Residents in the South Dakota state of the US had their eyes glued to the sky as it turned bright green before severe storms hit Sioux Falls city. Photos and videos of the rare phenomenon went viral after being shared online and left viewers puzzled. The Sioux Falls region witnessed more than three inches of rain and heavy winds brought by a thunderstorm on Tuesday.
The color of Sioux Falls’s sky rn is unreal. pic.twitter.com/IuS6bB1PSk
— Carl Jones (@Wx_Jones) July 5, 2022
The severe weather conditions were the result of a derecho that barrelled through South Dakota and other parts of the region. According to the National Weather Service (NWS), a derecho is a powerful band of moving showers or thunderstorms that are widespread and long-lived.
— Aafaque (@aafaque33) July 5, 2022
The derecho caused stormy winds that soon reached the speed of up to 99 miles per hour in the state. But before the storm arrived, the sky over South Dakota turned a shade of emerald green, baffling the residents with the rare and spooky phenomenon, reported Newsweek.
Sioux Falls, strong winds, hail and stupid people out trying to get home before it hit. Me, I am one of those stupid people but made it home. pic.twitter.com/pGM38Gg77T
— Mhor Rioghain (@morrighansaoirs) July 5, 2022
Pictures shared online showed mystifying scenes where the sky had turned green while stormy clouds hovered over the region before the storm. Sharing photos of the strange occurrence, NWS meteorologist Cory Martin explained it using some inforgraphics on Twitter.
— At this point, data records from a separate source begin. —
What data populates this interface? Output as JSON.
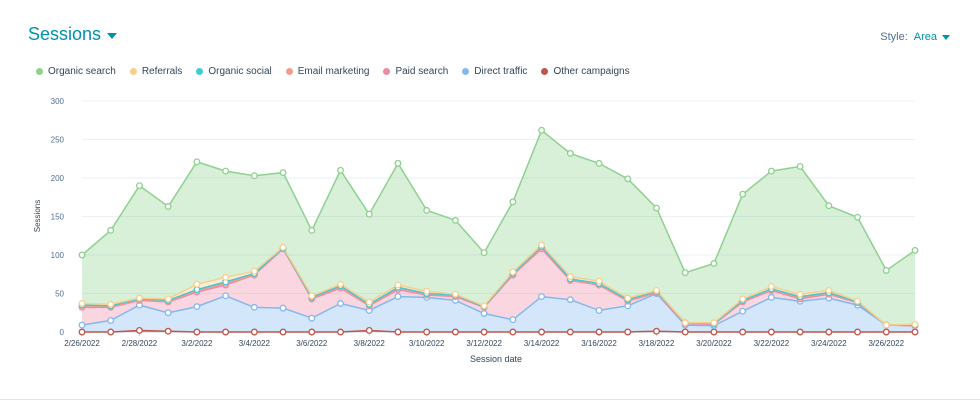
{
  "header": {
    "title": "Sessions",
    "style_label": "Style:",
    "style_value": "Area"
  },
  "colors": {
    "organic_search": "#8fd18f",
    "referrals": "#f8cf8c",
    "organic_social": "#44c8d4",
    "email_marketing": "#f29e8e",
    "paid_search": "#ee8aa6",
    "direct_traffic": "#84b8ee",
    "other_campaigns": "#c0554a"
  },
  "chart_data": {
    "type": "area",
    "stacked": true,
    "xlabel": "Session date",
    "ylabel": "Sessions",
    "ylim": [
      0,
      300
    ],
    "yticks": [
      0,
      50,
      100,
      150,
      200,
      250,
      300
    ],
    "grid": true,
    "legend_position": "top-left",
    "x": [
      "2/26/2022",
      "2/27/2022",
      "2/28/2022",
      "3/1/2022",
      "3/2/2022",
      "3/3/2022",
      "3/4/2022",
      "3/5/2022",
      "3/6/2022",
      "3/7/2022",
      "3/8/2022",
      "3/9/2022",
      "3/10/2022",
      "3/11/2022",
      "3/12/2022",
      "3/13/2022",
      "3/14/2022",
      "3/15/2022",
      "3/16/2022",
      "3/17/2022",
      "3/18/2022",
      "3/19/2022",
      "3/20/2022",
      "3/21/2022",
      "3/22/2022",
      "3/23/2022",
      "3/24/2022",
      "3/25/2022",
      "3/26/2022",
      "3/27/2022"
    ],
    "xtick_labels": [
      "2/26/2022",
      "2/28/2022",
      "3/2/2022",
      "3/4/2022",
      "3/6/2022",
      "3/8/2022",
      "3/10/2022",
      "3/12/2022",
      "3/14/2022",
      "3/16/2022",
      "3/18/2022",
      "3/20/2022",
      "3/22/2022",
      "3/24/2022",
      "3/26/2022"
    ],
    "series": [
      {
        "name": "Organic search",
        "key": "organic_search",
        "values": [
          63,
          96,
          146,
          120,
          159,
          138,
          124,
          97,
          85,
          148,
          114,
          158,
          105,
          96,
          69,
          91,
          149,
          160,
          153,
          155,
          107,
          65,
          77,
          136,
          150,
          166,
          110,
          109,
          71,
          96
        ]
      },
      {
        "name": "Referrals",
        "key": "referrals",
        "values": [
          2,
          2,
          1,
          2,
          7,
          6,
          3,
          1,
          2,
          2,
          3,
          3,
          3,
          1,
          1,
          2,
          2,
          3,
          3,
          2,
          1,
          0,
          1,
          2,
          3,
          3,
          3,
          1,
          0,
          1
        ]
      },
      {
        "name": "Organic social",
        "key": "organic_social",
        "values": [
          1,
          1,
          1,
          1,
          1,
          2,
          1,
          0,
          1,
          1,
          1,
          1,
          1,
          1,
          0,
          1,
          1,
          1,
          1,
          1,
          1,
          0,
          0,
          1,
          1,
          1,
          1,
          0,
          0,
          0
        ]
      },
      {
        "name": "Email marketing",
        "key": "email_marketing",
        "values": [
          2,
          1,
          1,
          1,
          2,
          2,
          1,
          1,
          1,
          2,
          1,
          2,
          1,
          1,
          1,
          1,
          2,
          1,
          1,
          1,
          1,
          1,
          1,
          1,
          1,
          2,
          1,
          1,
          0,
          1
        ]
      },
      {
        "name": "Paid search",
        "key": "paid_search",
        "values": [
          23,
          17,
          6,
          14,
          19,
          14,
          42,
          77,
          25,
          20,
          6,
          9,
          3,
          5,
          8,
          58,
          62,
          25,
          33,
          6,
          1,
          2,
          2,
          12,
          9,
          3,
          5,
          3,
          0,
          0
        ]
      },
      {
        "name": "Direct traffic",
        "key": "direct_traffic",
        "values": [
          9,
          15,
          33,
          24,
          33,
          47,
          32,
          31,
          18,
          37,
          26,
          46,
          45,
          41,
          24,
          16,
          46,
          42,
          28,
          34,
          49,
          9,
          8,
          27,
          45,
          40,
          44,
          35,
          9,
          8
        ]
      },
      {
        "name": "Other campaigns",
        "key": "other_campaigns",
        "values": [
          0,
          0,
          2,
          1,
          0,
          0,
          0,
          0,
          0,
          0,
          2,
          0,
          0,
          0,
          0,
          0,
          0,
          0,
          0,
          0,
          1,
          0,
          0,
          0,
          0,
          0,
          0,
          0,
          0,
          0
        ]
      }
    ]
  }
}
Pics of the green sky from my family in Sioux Falls have been incredible! Had to dig up this fun green cloud infographic I made back in the day. Hail reports not too large at the moment, but storms are very moisture loaded in this warm, tropical environment. #SDwx #IAwx pic.twitter.com/S39JLSRfEu
— Cory Martin (@cory_martin) July 5, 2022
“Thunderstorms usually happen later in the day when the sky takes on a subtle reddish color as the sun angle slowly begins to approach the horizon,” the infographic read. It further stated that the water or ice particles in the storm clouds tend to scatter the blue light. The green colour appears when reddish light illuminates the blue water or ice in the clouds after being scattered by the atmosphere.
“This phenomenon is typically a visual warning sign that the thunderstorm is capable of producing very large hail!” the infographics stated.
While the green colour looked captivating, the storm that followed it disrupted the power supply in South Dakota leaving over 28,000 people without electricity. The destructive storm made its way to Sioux Falls and exited the state before heading towards Minnesota and Iowa.